This notebook is developed using the `Python 3 (Data Science)` kernel on an `ml.t3.medium` instance.
### Downloading SQuAD-v2 from source

In [None]:
import os
import sagemaker
sess = sagemaker.Session()
bucket = sess.default_bucket()
prefix = 'sagemaker-studio-book/chapter08'

local_prefix='buddhism'
os.makedirs(local_prefix, exist_ok=True)

In [None]:
!wget https://rajpurkar.github.io/SQuAD-explorer/dataset/train-v2.0.json -P {local_prefix}

In [None]:
import json
with open(f'{local_prefix}/train-v2.0.json') as f:
    squad_train = json.load(f)

### Fine tune with questions related to Buddhism
Extract Buddhism from titles

In [None]:
title_of_interest = [(i, j['title']) 
                     for i, j in enumerate(squad_train['data']) 
                     if j['title'] == 'Buddhism']

In [None]:
title_of_interest

Buddhism is located at index 11. Take a look at the dictionary.

In [None]:
squad_train['data'][title_of_interest[0][0]]['paragraphs'][0]

### Organize the `data.csv` 
Below is the requirement for the finetune dataset from the instruction page.
>Input: A directory containing a 'data.csv' file.
>- The first column of the 'data.csv' should have a question.
>- The second column should have the corresponding context.
>- The third column should have the integer character starting position for the answer in the context.
>- The fourth column should have the integer character ending position for the answer in the context.

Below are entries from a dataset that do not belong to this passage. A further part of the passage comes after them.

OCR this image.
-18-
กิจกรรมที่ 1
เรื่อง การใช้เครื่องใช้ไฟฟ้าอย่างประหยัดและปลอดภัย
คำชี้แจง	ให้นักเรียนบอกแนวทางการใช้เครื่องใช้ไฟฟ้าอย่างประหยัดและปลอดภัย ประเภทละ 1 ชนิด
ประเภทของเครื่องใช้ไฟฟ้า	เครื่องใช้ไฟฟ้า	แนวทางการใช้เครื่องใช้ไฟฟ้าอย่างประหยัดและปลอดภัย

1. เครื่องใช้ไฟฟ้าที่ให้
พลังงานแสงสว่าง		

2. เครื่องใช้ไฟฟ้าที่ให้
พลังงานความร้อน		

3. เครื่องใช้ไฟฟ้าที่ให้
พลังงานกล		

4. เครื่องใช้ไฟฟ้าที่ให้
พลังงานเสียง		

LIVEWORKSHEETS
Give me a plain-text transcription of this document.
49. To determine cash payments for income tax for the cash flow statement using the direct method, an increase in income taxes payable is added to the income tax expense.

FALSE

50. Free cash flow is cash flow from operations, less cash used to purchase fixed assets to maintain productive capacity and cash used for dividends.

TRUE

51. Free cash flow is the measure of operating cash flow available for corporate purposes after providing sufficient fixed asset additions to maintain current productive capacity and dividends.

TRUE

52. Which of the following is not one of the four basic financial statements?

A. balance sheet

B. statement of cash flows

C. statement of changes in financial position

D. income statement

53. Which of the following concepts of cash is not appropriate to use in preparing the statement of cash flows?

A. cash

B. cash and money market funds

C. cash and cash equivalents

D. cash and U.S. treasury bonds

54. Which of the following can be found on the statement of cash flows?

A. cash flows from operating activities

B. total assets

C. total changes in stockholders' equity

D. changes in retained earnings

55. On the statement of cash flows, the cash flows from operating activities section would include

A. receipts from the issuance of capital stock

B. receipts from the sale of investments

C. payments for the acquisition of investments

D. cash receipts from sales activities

The following nested for loop will go through each context, question and answer.

In [None]:
rows = []
for paragraph in squad_train['data'][title_of_interest[0][0]]['paragraphs']:
    context = paragraph['context']
    for qas in paragraph['qas']:
        question = qas['question']
        for answer in qas['answers']:
            answer_text = answer['text']
            answer_start = answer['answer_start']
            answer_end = answer_start + len(answer_text) - 1
            rows.append([question, context, answer_start, answer_end])

Saving the `rows` into a csv

In [None]:
import csv

with open(f'{local_prefix}/data.csv', 'w', newline='') as f:
    writer = csv.writer(f)
    writer.writerows(rows)

In [None]:
!head -n2 data.csv

### Uploading the `data.csv` to a S3 bucket

In [None]:
sagemaker.s3.S3Uploader.upload(local_path=f'{local_prefix}/data.csv',
                               desired_s3_uri=f's3://{bucket}/{prefix}/{local_prefix}',
                               sagemaker_session=sess)